Page 24
Story: Daddy's Naughty Bridesmaid
His eyes darken slightly. "Partly. But it's more than that. It's about protection. Guidance. Creating a safe space for someone to be vulnerable. To surrender control without fear. Earning a woman’s submission and not demanding it."
The way he describes it makes something inside me ache with longing. To surrender without fear. To be strong and independent in the world, but have a space where I can just... be. Let someone else take the weight for a while.
"And what do you get out of it?" I ask.
"What don’t I get out of it? Knowing someone is trusting me that much," he says without hesitation. "Having someone strong enough to handle the world on their own but choose to give me their submission. It's... there's nothing like it."
The raw honesty in his voice sends a shiver through me.
"Enough talking for now," he says, sensing my reaction. "I want to try something. Will you trust me?"
I nod, my mouth suddenly dry.
"Say it," he instructs gently.
"I trust you," I whisper.
"Good girl." He shifts to sit at the end of the sofa. "Come here. Lay down with your head in my lap."
It's such a simple request, but it feels monumental. Intimate in a way that has nothing to do with sex and everything to do with vulnerability. I hesitate only briefly before stretching out on the sofa, resting my head on his thigh, looking up at him.

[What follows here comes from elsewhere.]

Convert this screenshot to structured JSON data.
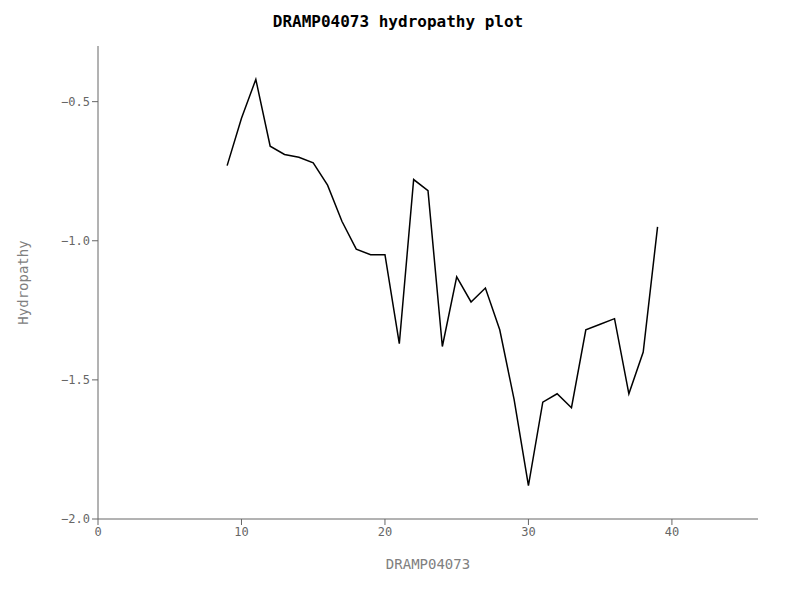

"Close your eyes," he says softly.
I comply, heart racing.
His fingers slide into my hair, gentle but sure, massaging my scalp in slow, rhythmic movements. The tension I didn't even realize I was carrying begins to melt away beneath his touch.
"That's it," he murmurs as I exhale deeply. "Let go. I've got you."
It shouldn't feel this good, this right, to surrender to such a simple touch. But as his fingers work through my curls, occasionally grazing my neck or the sensitive spot behind my ear, I find myself sinking into a state of relaxation that borders on euphoric. If I relax anymore, I am going to fall asleep.
"You carry so much," he says, his voice a low rumble above me. "Always taking care of everyone else. Always in control."
I make a soft sound of agreement, too relaxed to form words.
"But not now," he continues. "Now you're letting me take care of you. Being a good girl for me."
The praise washes over me like warm honey, sweet and enveloping. Is this what it feels like? This dynamic I've read about, fantasized about? This sense of safety, of rightness, of belonging?
"How does this feel?" he asks.
"Good," I murmur. "So good."
"What color are you, Sunshine?"
"Green," I say without hesitation. "Very green."
I feel rather than see his smile. "I'm going to tell you what's going to happen next," he says, his voice taking on a firmer edge that makes my pulse quicken. "I'm going to keep touching you like this for a few more minutes. Then I'm going to help you get ready for bed. You're going to take a shower, put on something comfortable, and get under the covers. I'll join you, and we'll hold each other. Just hold each other. Until you fall asleep in my arms. How does that sound?"
Like heaven. Like exactly what I need after days of stress and pretense and professional smiles.
"Perfect," I whisper.
True to his word, he continues the gentle scalp massage until I'm practically purring with contentment. Then he helps me sit up, brushes a kiss against my forehead, and guides me toward the bathroom.
"Take your time," he says. "I'll be here when you're done."
The hot shower is exactly what I need, washing away the tension of the day and leaving me loose-limbed and drowsy. I towel dry my hair, apply my usual nighttime moisturizer, and slip into the silk pajama set I'd packed, thankful they are modest enough to be comfortable, but still pretty enough to feel feminine.